Towards Sensor-Based Phenotyping of Physical Barriers of Grapes to Improve Resilience to Botrytis Bunch Rot

Katja Herzog; Florian Schwander; Hanns-Heinz Kassemeyer; Evi Bieler; Markus Dürrenberger; Oliver Trapp; Reinhard Töpfer

doi:10.3389/fpls.2021.808365

Towards Sensor-Based Phenotyping of Physical Barriers of Grapes to Improve Resilience to Botrytis Bunch Rot

Front Plant Sci. 2022 Feb 10:12:808365. doi: 10.3389/fpls.2021.808365. eCollection 2021.

Authors

Katja Herzog¹, Florian Schwander¹, Hanns-Heinz Kassemeyer^{2

3}, Evi Bieler⁴, Markus Dürrenberger⁴, Oliver Trapp¹, Reinhard Töpfer¹

Affiliations

¹ Institute for Grapevine Breeding Geilweilerhof, Julius Kühn-Institut, Siebeldingen, Germany.
² Plant Pathology & Diagnostic, State Institute for Viticulture and Enology Freiburg, Freiburg, Germany.
³ Plant Biomechanics Group & Botanic Garden, Faculty of Biology, University of Freiburg, Freiburg, Germany.
⁴ Nano Imaging Lab, Swiss Nano Science Institute, University of Basel, Basel, Switzerland.

Abstract

Botrytis bunch rot is one of the economically most important fungal diseases in viticulture (aside from powdery mildew and downy mildew). So far, no active defense mechanisms and resistance loci against the necrotrophic pathogen are known. Since long, breeders are mostly selecting phenotypically for loose grape bunches, which is recently the most evident trait to decrease the infection risk of Botrytis bunch rot. This study focused on plant phenomics of multiple traits by applying fast sensor technologies to measure berry impedance (Z _REL ), berry texture, and 3D bunch architecture. As references, microscopic determined cuticle thickness (MS _CT ) and infestation of grapes with Botrytis bunch rot were used. Z _REL hereby is correlated to grape bunch density OIV204 (r = -0.6), cuticle thickness of berries (r = 0.61), mean berry diameter (r = -0.63), and Botrytis bunch rot (r = -0.7). However, no correlation between Z _REL and berry maturity or berry texture was observed. In comparison to the category of traditional varieties (mostly susceptible), elite breeding lines show an impressive increased Z _REL value (+317) and a 1-μm thicker berry cuticle.
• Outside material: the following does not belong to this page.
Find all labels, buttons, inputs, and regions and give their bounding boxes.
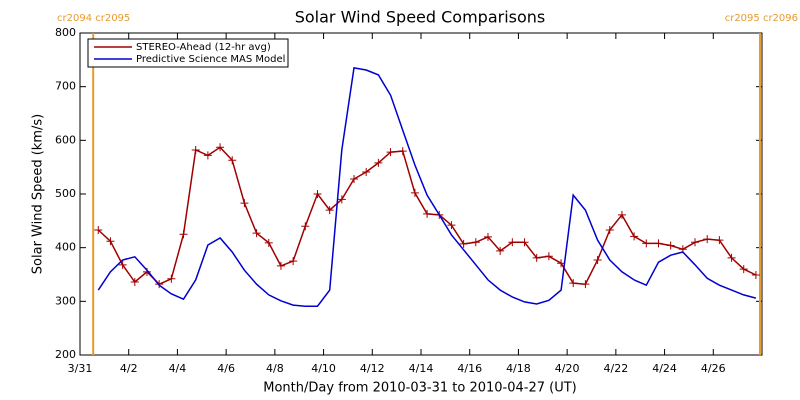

Quantitative trait loci (QTLs) on LGs 2, 6, 11, 15, and 16 were identified for Z _REL and berry texture explaining a phenotypic variance of between 3 and 10.9%. These QTLs providing a starting point for the development of molecular markers. Modeling of Z _REL and berry texture to predict Botrytis bunch rot resilience revealed McFadden R ² = 0.99. Taken together, this study shows that in addition to loose grape bunch architecture, berry diameter, Z _REL , and berry texture values are probably additional parameters that could be used to identify and select Botrytis-resilient wine grape varieties. Furthermore, grapevine breeding will benefit from these reliable methodologies permitting high-throughput screening for additional resilience traits of mechanical and physical barriers to Botrytis bunch rot. The findings might also be applicable to table grapes and other fruit crops like tomato or blueberry.

Keywords: Botrytis cinerea; QTL; Vitis vinifera ssp. vinifera; berry cuticle; berry texture analysis; grapevine; high-throughput; phenomics.